Elle réflechissait à ce qu'elle venait de faire la veille au soir. Elle avait laissé un jeune homme l'attendre devant un café et il l'avait appelé plusieurs fois. Et elle n'avait jamais répondu.
Son truc à elle, c'était de faire de sa vie sentimentale, un miroir. Elle séduisait, si elle arrivait à ses fins, le miroir de la vie lui renvoyait une image positive d'elle, ainsi elle n'avait plus besoin de se coltiner un prétendants pendant de longs mois, ou de longs jours. Elle ne voulait pas être éprise de ...

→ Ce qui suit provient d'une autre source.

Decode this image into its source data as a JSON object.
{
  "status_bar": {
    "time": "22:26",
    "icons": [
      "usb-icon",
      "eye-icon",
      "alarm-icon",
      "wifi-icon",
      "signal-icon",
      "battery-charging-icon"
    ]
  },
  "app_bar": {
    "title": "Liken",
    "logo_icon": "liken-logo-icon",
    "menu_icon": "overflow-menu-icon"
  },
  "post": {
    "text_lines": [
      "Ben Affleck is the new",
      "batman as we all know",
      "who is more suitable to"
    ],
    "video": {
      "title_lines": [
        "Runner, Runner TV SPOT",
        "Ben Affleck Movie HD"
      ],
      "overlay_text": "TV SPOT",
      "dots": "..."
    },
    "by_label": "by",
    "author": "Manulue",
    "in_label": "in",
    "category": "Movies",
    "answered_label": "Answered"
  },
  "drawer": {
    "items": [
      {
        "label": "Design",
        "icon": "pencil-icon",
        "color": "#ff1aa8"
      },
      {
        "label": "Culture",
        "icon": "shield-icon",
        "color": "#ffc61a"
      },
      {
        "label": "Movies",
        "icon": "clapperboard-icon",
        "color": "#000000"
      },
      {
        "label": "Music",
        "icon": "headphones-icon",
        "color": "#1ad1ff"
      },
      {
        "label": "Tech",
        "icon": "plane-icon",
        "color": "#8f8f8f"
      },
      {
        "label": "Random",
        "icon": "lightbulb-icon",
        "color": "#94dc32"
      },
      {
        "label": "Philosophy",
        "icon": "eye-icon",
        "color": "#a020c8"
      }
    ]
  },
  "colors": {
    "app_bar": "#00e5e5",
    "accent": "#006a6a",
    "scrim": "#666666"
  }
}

Elle ne voulait pas être prise au piège des sentiments.
Chaque jour, elle se levait pour le regard des autres, elle se séduisait devant le miroir pour mieux songer à séduire les autres.
Longiligne, une moue de jeune fille mutine, une bouche ronde comme deux cerises rouges, de grands yeux clairs encerclés de longs cils noirs battant l'air comme des papillons, le visage rond mais fin d'une fausse adolescente; Elyne ne marchait pas, elle dansait chacun de ses pas comme si son passage était un spectacle à admirer.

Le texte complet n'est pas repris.